Nous souhaitons surtout une véritable régionalisation de la PAC (comme c’est le cas de la majorité des Etats membres). Je vous indique que l’Europe est le premier financeur de l’agriculture en Rhône-Alpes avec 430 M€ (chiffres 2008). Le budget agricole de notre Région, quant à lui, s’élève à 38 M€ et si on ajoute les budgets agricoles des 8 Conseils généraux de Rhône-Alpes on totalise près de 80 M€ de la part des collectivités territoriales. Au-delà des chiffres « stricto sensu », notre action a un véritable effet multiplicateur : nous agissons comme effet de levier sur les mutations de notre agriculture, notamment par le soutien apporté aux investissements qui permettent une valorisation des produits et la modernisation des exploitations.

La régionalisation des aides s’impose pour prendre en compte les réalités régionales et mieux assurer le lien agriculture-territoire. Sachez que la Région Rhône-Alpes, comme les autres Régions de France, fera passer ces messages au Gouvernement français, mais aussi à Bruxelles, ou nous allons renforcer notre présence dans le domaine agricole. Et nous avons la volonté de vous associer.

3) Nous devons faire évoluer notre modèle agricole

Si l’agriculture est en crise, la question alimentaire n’a jamais été aussi prégnante au niveau mondial. Les prix agricoles baissent en Europe et la famine menace à nos portes.

Nous avons connu une révolution agricole à l’issue de la deuxième guerre mondiale. Nous devons aujourd’hui « changer le logiciel ». Le choix de la production et de la régulation par les prix avait été fait. De fait, on s’est détourné trop longtemps des marchés et des débouchés pour nos productions.

Les enjeux sont aujourd’hui ceux des marchés. Ceux du coin de la rue avec les circuits courts, comme ceux de l’export (en Europe ou dans le monde). Avec nos savoir-faire en Rhône-Alpes, nos productions de qualité, un potentiel agroalimentaire exceptionnel, un bassin de consommation de 6 millions d’habitants, sans oublier que nous sommes la 2ème Région touristique de France avec une clientèle qui découvre nos produits et souhaite y être fidèle, il faut permettre à nos agriculteurs d’être mieux présents sur le marché local et régional, et sur les marchés européens et mondiaux.

Quelles sont les pistes à renforcer ? Les circuits courts et les circuits nationaux avec le développement de la contractualisation, et une meilleure répartition de la valeur ajoutée au profit des exploitants, sans oublier l’export -je pense tout particulièrement à notre vignoble.

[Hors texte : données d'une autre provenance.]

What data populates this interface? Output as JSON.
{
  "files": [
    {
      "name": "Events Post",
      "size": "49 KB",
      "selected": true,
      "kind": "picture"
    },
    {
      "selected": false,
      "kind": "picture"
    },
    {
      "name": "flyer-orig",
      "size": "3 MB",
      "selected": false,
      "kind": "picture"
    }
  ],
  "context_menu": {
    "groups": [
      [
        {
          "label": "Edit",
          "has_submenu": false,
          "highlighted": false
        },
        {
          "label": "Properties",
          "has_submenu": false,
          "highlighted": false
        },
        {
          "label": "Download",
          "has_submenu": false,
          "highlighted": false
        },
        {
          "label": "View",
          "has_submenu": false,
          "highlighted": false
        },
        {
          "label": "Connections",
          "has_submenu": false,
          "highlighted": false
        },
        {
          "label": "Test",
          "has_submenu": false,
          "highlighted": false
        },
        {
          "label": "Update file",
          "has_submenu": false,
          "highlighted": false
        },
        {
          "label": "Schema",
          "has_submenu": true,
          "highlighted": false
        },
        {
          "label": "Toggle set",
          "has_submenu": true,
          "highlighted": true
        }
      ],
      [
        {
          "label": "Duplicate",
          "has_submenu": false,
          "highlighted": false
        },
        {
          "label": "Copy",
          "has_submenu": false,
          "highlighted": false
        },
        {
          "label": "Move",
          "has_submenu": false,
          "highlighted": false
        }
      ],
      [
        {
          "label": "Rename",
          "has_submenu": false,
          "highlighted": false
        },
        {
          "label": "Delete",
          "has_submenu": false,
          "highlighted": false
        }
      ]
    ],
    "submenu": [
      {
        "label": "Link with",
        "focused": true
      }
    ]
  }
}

En Rhône-Alpes, nous avons engagé une nouvelle dynamique qui repose sur trois piliers : productions de qualité, maintien des espaces ruraux et de l’environnement, présence sur les marchés.

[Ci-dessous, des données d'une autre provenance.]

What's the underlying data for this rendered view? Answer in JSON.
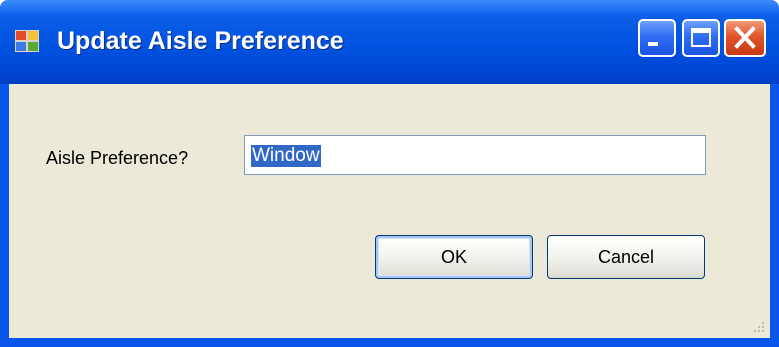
{
  "window": {
    "title": "Update Aisle Preference",
    "icon": "app-form-icon"
  },
  "title_buttons": {
    "minimize": "minimize-icon",
    "maximize": "maximize-icon",
    "close": "close-icon"
  },
  "form": {
    "label": "Aisle Preference?",
    "value": "Window"
  },
  "buttons": {
    "ok": "OK",
    "cancel": "Cancel"
  },
  "colors": {
    "titlebar": "#0052e0",
    "client": "#ece9d8",
    "selection": "#3168c6",
    "close_button": "#e0542c"
  }
}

La Région vous accompagnera dans cette dynamique. C’est une réponse à  la mondialisation. Au local comme à l’international.

4) Les perspectives du Grenelle II

Le projet de loi Grenelle II portant « engagement national sur l’environnement » doit être examiné par l’Assemblée nationale la semaine prochaine : il comporte un volet agricole important.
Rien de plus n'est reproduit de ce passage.